On the Fourth of July Matt Stonie shocked the
competitive eating world by downing 62 hotdogs and buns. He won $10,000 for
this feat. “I trained hard for this,” he said.
The news article doesn’t say how he trained. Or what happened afterward.
Or how overeating affects his body.
Many decades ago my Soviet aunt Aganeta Janzen Block
told her young son after she had come home from a long day’s work in the forest
felling trees, “Today you can eat until you’re full.” She
had been able to earn a little more than usual, so she bought food for her
children. She and thousands of others caught in the Soviet dragnet after World
War II had been shipped to the northern
regions in cattle cars to work in the forest on near-starvation rations. Years later she still remembered how his eyes
had opened wide. He could eat until he was full? How many times in his young life had he been
able to fill his stomach? To eat until
he was full was unknown to him.
To read the whole story of her experience as a
forced laborer in the former Soviet Union go to A Strong Frailty by Katie Funk Wiebe. To learn how political powers have used hunger to
control masses read books like The Hunger
Angel, Man is Wolf to Man, The
Bloodlands, and more.
In today’s
world of refugees, displaced persons, victims of war, and natural disasters,
thousands upon thousands of people go to bed hungry. There’s no thought of
“competitive eating.” I’ve heard of
children saying that some days it wasn’t their turn in the family to eat so
they went to bed hungry.
Hungry? Matt Stonie knows what it feels like to be
glutted, but does he know what he it feels like to be hungry, so hungry you
can’t sleep? So hungry you can’t pay attention at school, or work?
In America we do strange things with food. I am glad
I wasn’t there, rooting for the contestants in the hotdog competition as they
gorged themselves, not just until they were full, but until they were overfull.
Even pigs don’t binge to throw up later.
In our world food is no longer the bread of life,
important because it brings us closer together when we celebrate or mourn. I enjoy having a cup of tea and a cookie with
a friend or a feast when the family gets together. It cements relationships. Food
is a gift from God.
For some, food preparation is now a spectator
sport. Shows on the Food Channel have to
do with competitive cooking rather than an attempt to show viewers how to
prepare food better. Chefs dash around feverishly,
grabbing ingredients, mixing, mashing. They
flash knives and watch clocks to get something
completed in the allotted time, wearily displaying the final product.
At the end of the cooking frenzy the competitors stand like a row of convicts in aprons and
chef’s hats about to be sentenced to some distant penal colony. One of them
becomes a celebrity. But has the spectacle given the viewer the urge to cook
better?
I used to watch TV travel shows to learn about new
cultures.
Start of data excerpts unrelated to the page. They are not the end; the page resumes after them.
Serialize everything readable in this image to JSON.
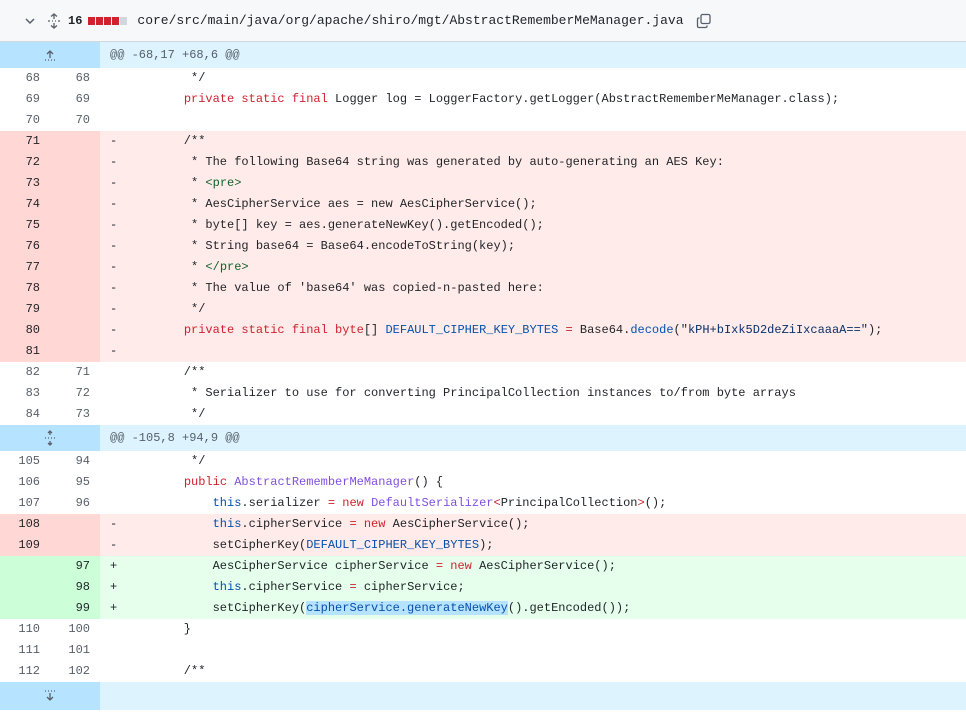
{
  "file": {
    "change_count": "16",
    "path": "core/src/main/java/org/apache/shiro/mgt/AbstractRememberMeManager.java",
    "icons": [
      "chevron-down-icon",
      "unfold-icon",
      "copy-icon"
    ]
  },
  "hunks": [
    {
      "header": "@@ -68,17 +68,6 @@"
    },
    {
      "header": "@@ -105,8 +94,9 @@"
    }
  ],
  "lines": [
    {
      "old": "68",
      "new": "68",
      "mk": "",
      "t": "ctx"
    },
    {
      "old": "69",
      "new": "69",
      "mk": "",
      "t": "ctx"
    },
    {
      "old": "70",
      "new": "70",
      "mk": "",
      "t": "ctx"
    },
    {
      "old": "71",
      "new": "",
      "mk": "-",
      "t": "del"
    },
    {
      "old": "72",
      "new": "",
      "mk": "-",
      "t": "del"
    },
    {
      "old": "73",
      "new": "",
      "mk": "-",
      "t": "del"
    },
    {
      "old": "74",
      "new": "",
      "mk": "-",
      "t": "del"
    },
    {
      "old": "75",
      "new": "",
      "mk": "-",
      "t": "del"
    },
    {
      "old": "76",
      "new": "",
      "mk": "-",
      "t": "del"
    },
    {
      "old": "77",
      "new": "",
      "mk": "-",
      "t": "del"
    },
    {
      "old": "78",
      "new": "",
      "mk": "-",
      "t": "del"
    },
    {
      "old": "79",
      "new": "",
      "mk": "-",
      "t": "del"
    },
    {
      "old": "80",
      "new": "",
      "mk": "-",
      "t": "del"
    },
    {
      "old": "81",
      "new": "",
      "mk": "-",
      "t": "del"
    },
    {
      "old": "82",
      "new": "71",
      "mk": "",
      "t": "ctx"
    },
    {
      "old": "83",
      "new": "72",
      "mk": "",
      "t": "ctx"
    },
    {
      "old": "84",
      "new": "73",
      "mk": "",
      "t": "ctx"
    },
    {
      "old": "105",
      "new": "94",
      "mk": "",
      "t": "ctx"
    },
    {
      "old": "106",
      "new": "95",
      "mk": "",
      "t": "ctx"
    },
    {
      "old": "107",
      "new": "96",
      "mk": "",
      "t": "ctx"
    },
    {
      "old": "108",
      "new": "",
      "mk": "-",
      "t": "del"
    },
    {
      "old": "109",
      "new": "",
      "mk": "-",
      "t": "del"
    },
    {
      "old": "",
      "new": "97",
      "mk": "+",
      "t": "add"
    },
    {
      "old": "",
      "new": "98",
      "mk": "+",
      "t": "add"
    },
    {
      "old": "",
      "new": "99",
      "mk": "+",
      "t": "add"
    },
    {
      "old": "110",
      "new": "100",
      "mk": "",
      "t": "ctx"
    },
    {
      "old": "111",
      "new": "101",
      "mk": "",
      "t": "ctx"
    },
    {
      "old": "112",
      "new": "102",
      "mk": "",
      "t": "ctx"
    }
  ],
  "code": {
    "l0": "     */",
    "l1_kw": "private static final",
    "l1_rest": " Logger log = LoggerFactory.getLogger(AbstractRememberMeManager.class);",
    "l2": "",
    "l3": "    /**",
    "l4": "     * The following Base64 string was generated by auto-generating an AES Key:",
    "l5_a": "     * ",
    "l5_tag": "<pre>",
    "l6": "     * AesCipherService aes = new AesCipherService();",
    "l7": "     * byte[] key = aes.generateNewKey().getEncoded();",
    "l8": "     * String base64 = Base64.encodeToString(key);",
    "l9_a": "     * ",
    "l9_tag": "</pre>",
    "l10": "     * The value of 'base64' was copied-n-pasted here:",
    "l11": "     */",
    "l12_kw": "private static final",
    "l12_kw2": "byte",
    "l12_a": "[] ",
    "l12_const": "DEFAULT_CIPHER_KEY_BYTES",
    "l12_eq": " = ",
    "l12_b": "Base64.",
    "l12_fn": "decode",
    "l12_p": "(",
    "l12_str": "\"kPH+bIxk5D2deZiIxcaaaA==\"",
    "l12_end": ");",
    "l13": "",
    "l14": "    /**",
    "l15": "     * Serializer to use for converting PrincipalCollection instances to/from byte arrays",
    "l16": "     */",
    "l17": "     */",
    "l18_kw": "public",
    "l18_fn": "AbstractRememberMeManager",
    "l18_rest": "() {",
    "l19_this": "this",
    "l19_a": ".serializer ",
    "l19_eq": "=",
    "l19_new": "new",
    "l19_cls": "DefaultSerializer",
    "l19_lt": "<",
    "l19_pc": "PrincipalCollection",
    "l19_gt": ">",
    "l19_end": "();",
    "l20_this": "this",
    "l20_a": ".cipherService ",
    "l20_eq": "=",
    "l20_new": "new",
    "l20_b": " AesCipherService();",
    "l21_a": "setCipherKey(",
    "l21_const": "DEFAULT_CIPHER_KEY_BYTES",
    "l21_end": ");",
    "l22_a": "AesCipherService cipherService ",
    "l22_eq": "=",
    "l22_new": "new",
    "l22_b": " AesCipherService();",
    "l23_this": "this",
    "l23_a": ".cipherService ",
    "l23_eq": "=",
    "l23_b": " cipherService;",
    "l24_a": "setCipherKey(",
    "l24_hl": "cipherService.generateNewKey",
    "l24_end": "().getEncoded());",
    "l25": "    }",
    "l26": "",
    "l27": "    /**"
  }
}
Nowadays they focus on food rather people. The hosts looks for ever more exotic menus to
keep the audience from changing the channel, not to gain a better understanding
of the people.
“The transformation of food and cooking into a
spectacle means that it is much more difficult to experience food as a precious
gift and as God’s delight,” writes Norman Wirzba in Food & Faith: A theology of eating. And when that happens a
person’s relationship to food and the world undergoes a profound
transformation. Food is no longer the
staff of life, a gift from God. People no longer pray, “Give us this day our
daily bread.”
In today’s society we have a gross imbalance in food
distribution – either too much or too little. How can we restore the awareness
that food is sacred, to be cherished? In
France supermarkets are forbidden to throw away any food considered edible in
an effort to curb food waste. This law will force grocers to either donate the
food to charity or make sure it is used as animal feed. It’s a beginning.
But what about the rest of us? How can we develop a better relationship to food?